There is a car accident, and out the truck comes. There is a rescue call, out it comes, yet again. The vehicle gets so much use it's stationed downtown just because it needs a central location.
"It's used far more than any other truck in the city," said Fire Chief John J. O'Neill Jr.
He was faced with making the rescue pumper last another five years, although two more years would have been a long life span.
That was, however, until late Monday, when he learned the city will get an unexpected $203,000 from the federal government for a new, better rescue pumper.
The grant, coupled with an $87,000 city share, will buy a vehicle with a much better pump and all the rescue equipment needed for most incidents.
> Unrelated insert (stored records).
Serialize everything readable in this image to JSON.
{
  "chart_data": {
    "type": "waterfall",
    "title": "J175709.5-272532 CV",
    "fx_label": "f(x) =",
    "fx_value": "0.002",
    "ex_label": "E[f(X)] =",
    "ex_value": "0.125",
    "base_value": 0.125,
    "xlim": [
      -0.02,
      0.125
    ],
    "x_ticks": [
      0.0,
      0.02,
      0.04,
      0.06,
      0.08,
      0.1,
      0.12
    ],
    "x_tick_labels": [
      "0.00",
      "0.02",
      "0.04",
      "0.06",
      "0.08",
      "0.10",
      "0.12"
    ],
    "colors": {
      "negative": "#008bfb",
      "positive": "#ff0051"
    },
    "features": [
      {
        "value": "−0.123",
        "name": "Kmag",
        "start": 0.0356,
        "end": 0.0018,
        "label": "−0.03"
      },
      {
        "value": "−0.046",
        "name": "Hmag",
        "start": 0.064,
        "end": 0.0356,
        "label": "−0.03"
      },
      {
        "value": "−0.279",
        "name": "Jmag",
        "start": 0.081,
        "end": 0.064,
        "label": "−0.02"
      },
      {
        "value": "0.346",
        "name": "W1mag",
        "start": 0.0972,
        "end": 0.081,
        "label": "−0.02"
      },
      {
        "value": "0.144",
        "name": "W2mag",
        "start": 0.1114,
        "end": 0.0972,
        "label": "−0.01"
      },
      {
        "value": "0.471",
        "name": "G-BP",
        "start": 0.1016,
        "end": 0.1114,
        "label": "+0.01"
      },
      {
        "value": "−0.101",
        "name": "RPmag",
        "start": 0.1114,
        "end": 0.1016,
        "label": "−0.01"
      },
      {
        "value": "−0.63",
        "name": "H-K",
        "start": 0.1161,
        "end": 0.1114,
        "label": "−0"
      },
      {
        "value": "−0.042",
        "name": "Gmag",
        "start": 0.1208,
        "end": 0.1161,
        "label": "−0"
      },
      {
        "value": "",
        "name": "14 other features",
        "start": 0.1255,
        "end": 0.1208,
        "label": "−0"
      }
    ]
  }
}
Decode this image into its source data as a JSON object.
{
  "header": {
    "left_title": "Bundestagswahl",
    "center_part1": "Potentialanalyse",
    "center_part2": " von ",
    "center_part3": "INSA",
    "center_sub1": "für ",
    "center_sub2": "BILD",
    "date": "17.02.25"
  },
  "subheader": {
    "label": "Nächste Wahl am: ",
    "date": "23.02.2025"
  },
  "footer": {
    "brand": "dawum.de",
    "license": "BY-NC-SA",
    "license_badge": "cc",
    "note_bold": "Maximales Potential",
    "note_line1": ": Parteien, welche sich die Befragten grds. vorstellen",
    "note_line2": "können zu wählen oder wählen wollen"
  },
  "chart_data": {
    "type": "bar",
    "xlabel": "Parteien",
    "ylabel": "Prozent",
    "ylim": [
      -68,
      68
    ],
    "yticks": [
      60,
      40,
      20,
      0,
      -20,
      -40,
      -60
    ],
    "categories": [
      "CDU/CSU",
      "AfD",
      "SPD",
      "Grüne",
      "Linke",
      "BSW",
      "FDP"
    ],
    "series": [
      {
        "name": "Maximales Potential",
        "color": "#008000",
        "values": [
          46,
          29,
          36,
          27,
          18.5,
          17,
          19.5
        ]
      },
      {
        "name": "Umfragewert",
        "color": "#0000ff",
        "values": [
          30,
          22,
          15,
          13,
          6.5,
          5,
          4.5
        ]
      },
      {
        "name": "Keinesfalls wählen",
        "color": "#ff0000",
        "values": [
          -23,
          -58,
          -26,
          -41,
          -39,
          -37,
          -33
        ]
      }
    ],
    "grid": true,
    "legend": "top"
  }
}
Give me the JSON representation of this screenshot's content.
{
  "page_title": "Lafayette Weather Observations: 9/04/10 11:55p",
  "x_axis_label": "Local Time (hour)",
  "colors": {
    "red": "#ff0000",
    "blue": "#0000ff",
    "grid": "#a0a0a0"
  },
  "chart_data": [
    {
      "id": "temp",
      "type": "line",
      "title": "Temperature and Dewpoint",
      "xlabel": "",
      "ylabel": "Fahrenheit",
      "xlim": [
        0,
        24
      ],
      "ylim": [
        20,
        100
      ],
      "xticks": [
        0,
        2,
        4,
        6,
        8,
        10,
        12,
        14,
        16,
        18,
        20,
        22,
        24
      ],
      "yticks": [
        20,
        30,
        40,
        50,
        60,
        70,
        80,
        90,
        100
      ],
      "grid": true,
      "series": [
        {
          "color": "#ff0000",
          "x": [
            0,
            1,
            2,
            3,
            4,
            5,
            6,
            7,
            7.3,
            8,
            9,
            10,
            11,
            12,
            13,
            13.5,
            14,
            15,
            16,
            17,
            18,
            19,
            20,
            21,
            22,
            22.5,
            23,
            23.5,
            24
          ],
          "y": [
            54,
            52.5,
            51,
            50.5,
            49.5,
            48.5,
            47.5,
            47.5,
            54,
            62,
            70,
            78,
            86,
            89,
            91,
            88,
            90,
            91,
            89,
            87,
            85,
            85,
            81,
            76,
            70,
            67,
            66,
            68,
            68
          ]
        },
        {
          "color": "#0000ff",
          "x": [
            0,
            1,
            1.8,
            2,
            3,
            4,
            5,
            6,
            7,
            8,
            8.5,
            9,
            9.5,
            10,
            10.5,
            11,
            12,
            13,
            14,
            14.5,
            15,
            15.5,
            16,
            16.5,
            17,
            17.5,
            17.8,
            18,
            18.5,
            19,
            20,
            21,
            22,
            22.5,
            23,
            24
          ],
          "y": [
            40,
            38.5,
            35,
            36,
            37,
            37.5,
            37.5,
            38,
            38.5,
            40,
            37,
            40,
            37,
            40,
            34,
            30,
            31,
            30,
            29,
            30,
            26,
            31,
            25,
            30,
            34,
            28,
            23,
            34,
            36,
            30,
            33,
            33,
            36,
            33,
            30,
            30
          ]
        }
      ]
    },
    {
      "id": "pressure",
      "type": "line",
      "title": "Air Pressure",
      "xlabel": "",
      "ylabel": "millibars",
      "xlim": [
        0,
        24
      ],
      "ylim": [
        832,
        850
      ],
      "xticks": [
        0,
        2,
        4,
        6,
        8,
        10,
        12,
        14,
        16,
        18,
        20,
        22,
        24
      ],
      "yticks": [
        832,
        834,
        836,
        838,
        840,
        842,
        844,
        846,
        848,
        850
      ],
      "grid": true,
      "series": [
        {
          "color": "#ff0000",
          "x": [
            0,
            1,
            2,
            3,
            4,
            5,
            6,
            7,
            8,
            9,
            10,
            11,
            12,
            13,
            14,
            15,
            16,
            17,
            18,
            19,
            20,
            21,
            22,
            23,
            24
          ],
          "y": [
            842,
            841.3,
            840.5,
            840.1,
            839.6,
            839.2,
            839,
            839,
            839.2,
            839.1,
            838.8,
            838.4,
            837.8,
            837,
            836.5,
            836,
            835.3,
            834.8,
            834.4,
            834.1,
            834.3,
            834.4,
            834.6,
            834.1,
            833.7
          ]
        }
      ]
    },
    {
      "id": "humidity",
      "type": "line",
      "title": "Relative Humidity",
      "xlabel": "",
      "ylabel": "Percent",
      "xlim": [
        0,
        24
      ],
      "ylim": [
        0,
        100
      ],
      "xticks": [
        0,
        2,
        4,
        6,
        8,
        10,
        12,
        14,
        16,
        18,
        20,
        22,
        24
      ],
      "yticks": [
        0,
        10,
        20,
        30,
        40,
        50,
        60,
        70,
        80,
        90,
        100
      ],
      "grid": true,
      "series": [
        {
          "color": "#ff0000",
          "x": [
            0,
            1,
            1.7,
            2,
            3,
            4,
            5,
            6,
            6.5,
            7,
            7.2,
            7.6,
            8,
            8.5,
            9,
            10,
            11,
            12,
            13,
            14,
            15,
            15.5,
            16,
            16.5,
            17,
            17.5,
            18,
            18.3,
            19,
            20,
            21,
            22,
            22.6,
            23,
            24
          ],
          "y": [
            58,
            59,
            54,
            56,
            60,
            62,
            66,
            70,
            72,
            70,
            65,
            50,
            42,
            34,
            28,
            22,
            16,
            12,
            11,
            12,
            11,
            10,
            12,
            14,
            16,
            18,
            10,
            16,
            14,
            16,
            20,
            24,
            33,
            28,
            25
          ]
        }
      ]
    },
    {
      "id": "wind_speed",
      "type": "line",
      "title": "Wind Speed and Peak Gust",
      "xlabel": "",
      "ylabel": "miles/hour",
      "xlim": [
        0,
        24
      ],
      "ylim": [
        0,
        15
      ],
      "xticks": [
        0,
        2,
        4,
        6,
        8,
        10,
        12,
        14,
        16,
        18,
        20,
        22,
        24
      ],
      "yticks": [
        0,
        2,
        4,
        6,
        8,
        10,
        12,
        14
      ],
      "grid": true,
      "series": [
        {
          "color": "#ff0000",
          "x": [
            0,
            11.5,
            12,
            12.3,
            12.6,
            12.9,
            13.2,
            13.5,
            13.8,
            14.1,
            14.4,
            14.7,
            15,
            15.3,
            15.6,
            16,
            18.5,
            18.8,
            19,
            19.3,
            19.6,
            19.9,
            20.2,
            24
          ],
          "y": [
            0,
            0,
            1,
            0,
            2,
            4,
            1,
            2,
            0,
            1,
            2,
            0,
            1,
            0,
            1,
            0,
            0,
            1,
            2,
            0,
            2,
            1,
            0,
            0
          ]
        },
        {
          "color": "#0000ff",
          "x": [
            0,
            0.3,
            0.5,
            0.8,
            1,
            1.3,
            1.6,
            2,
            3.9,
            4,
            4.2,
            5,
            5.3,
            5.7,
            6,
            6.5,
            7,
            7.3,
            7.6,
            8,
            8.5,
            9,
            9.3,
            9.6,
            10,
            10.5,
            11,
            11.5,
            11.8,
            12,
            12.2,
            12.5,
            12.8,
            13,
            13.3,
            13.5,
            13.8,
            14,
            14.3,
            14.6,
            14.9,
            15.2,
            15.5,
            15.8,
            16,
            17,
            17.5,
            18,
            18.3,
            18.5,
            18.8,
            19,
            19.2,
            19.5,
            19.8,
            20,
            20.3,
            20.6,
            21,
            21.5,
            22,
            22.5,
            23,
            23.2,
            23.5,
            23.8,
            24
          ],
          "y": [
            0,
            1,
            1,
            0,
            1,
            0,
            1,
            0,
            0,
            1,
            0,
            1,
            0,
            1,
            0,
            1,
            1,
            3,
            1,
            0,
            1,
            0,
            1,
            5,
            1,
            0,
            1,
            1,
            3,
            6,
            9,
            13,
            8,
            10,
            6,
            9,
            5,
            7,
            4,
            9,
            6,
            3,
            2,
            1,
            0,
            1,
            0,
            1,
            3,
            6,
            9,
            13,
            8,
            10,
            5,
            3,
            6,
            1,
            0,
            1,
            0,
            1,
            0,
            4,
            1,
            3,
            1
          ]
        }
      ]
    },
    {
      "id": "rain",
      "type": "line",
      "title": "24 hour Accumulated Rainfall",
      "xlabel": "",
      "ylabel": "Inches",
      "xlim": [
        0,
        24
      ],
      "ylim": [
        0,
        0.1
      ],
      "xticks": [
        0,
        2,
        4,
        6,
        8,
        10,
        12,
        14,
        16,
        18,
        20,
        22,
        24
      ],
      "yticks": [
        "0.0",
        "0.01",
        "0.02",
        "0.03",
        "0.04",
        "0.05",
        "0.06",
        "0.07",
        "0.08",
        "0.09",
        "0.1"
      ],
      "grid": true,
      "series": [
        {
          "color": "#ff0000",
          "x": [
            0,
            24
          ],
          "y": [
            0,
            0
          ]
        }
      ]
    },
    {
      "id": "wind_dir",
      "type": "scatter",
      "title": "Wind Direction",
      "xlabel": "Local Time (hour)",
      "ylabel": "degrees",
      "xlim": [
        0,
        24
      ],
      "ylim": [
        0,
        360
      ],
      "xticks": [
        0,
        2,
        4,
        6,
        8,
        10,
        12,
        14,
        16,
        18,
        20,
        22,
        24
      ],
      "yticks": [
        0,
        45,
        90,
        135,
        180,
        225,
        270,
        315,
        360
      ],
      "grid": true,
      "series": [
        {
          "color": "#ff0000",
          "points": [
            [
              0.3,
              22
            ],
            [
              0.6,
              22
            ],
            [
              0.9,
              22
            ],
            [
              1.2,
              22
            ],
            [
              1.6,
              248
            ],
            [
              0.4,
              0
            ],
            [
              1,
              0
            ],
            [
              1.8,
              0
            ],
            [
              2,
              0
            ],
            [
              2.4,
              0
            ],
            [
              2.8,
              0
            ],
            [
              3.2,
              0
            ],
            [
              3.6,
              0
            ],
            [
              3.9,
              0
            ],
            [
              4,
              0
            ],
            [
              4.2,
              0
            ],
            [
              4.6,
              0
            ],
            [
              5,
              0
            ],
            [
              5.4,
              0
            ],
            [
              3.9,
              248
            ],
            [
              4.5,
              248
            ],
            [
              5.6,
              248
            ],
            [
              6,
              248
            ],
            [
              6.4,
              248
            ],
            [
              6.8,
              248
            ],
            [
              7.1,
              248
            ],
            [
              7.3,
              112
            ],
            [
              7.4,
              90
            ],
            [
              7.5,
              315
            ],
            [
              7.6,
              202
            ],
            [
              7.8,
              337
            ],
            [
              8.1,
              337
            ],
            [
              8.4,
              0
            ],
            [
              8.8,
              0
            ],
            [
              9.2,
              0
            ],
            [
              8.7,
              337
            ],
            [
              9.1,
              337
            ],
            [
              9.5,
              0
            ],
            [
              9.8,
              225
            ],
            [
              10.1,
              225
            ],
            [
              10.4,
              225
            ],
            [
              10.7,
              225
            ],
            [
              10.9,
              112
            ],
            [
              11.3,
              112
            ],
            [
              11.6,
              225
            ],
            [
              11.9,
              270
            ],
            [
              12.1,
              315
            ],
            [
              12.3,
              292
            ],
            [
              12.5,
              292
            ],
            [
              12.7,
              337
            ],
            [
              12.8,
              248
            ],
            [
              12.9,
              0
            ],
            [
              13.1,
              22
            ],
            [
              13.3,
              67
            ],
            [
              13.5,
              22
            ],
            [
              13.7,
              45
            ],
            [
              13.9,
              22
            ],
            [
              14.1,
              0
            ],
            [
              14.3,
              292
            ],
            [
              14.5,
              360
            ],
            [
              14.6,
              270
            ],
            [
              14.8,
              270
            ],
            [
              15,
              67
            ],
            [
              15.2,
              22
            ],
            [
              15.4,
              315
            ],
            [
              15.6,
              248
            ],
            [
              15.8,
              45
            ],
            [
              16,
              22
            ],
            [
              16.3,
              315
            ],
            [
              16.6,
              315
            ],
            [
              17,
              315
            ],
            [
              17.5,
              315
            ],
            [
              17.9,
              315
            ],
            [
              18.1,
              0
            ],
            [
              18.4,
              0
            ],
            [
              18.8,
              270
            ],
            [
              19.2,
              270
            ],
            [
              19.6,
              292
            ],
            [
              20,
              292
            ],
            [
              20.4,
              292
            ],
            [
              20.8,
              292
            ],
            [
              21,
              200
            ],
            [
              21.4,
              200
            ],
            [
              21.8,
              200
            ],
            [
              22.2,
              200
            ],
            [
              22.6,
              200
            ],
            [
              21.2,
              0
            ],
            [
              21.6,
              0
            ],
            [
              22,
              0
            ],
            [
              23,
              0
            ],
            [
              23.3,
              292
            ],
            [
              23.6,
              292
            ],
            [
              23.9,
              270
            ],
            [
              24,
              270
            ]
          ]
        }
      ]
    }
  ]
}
One of many: The city is among 119 fire departments nationwide that get part of $90 million from a special firefighting grant program. Nearly 20,000 departments applied for a piece of the money.
"The odds were definitely against us," O'Neill said.
He credited a well-written proposal by the city's grant writer, Sarah Lown of Youngstown State University.
A new rescue truck would have been postponed for several more years without the grant. The city is leasing trucks bought in 1998 and 2000 because they were necessary but there wasn't enough money to buy them outright.
The grant also means the city doesn't need to take on another five-year loan for firefighting equipment.
O'Neill expects he will have to divert the $87,000 for the local share from other fire department spending. City finances are expected to be tight in 2002.
Besides more reliable equipment, all residents could see another bonus with the new truck.
An upgraded pumper might improve the city's insurance rating, O'Neill said. A better rating means property owners pay less for insurance.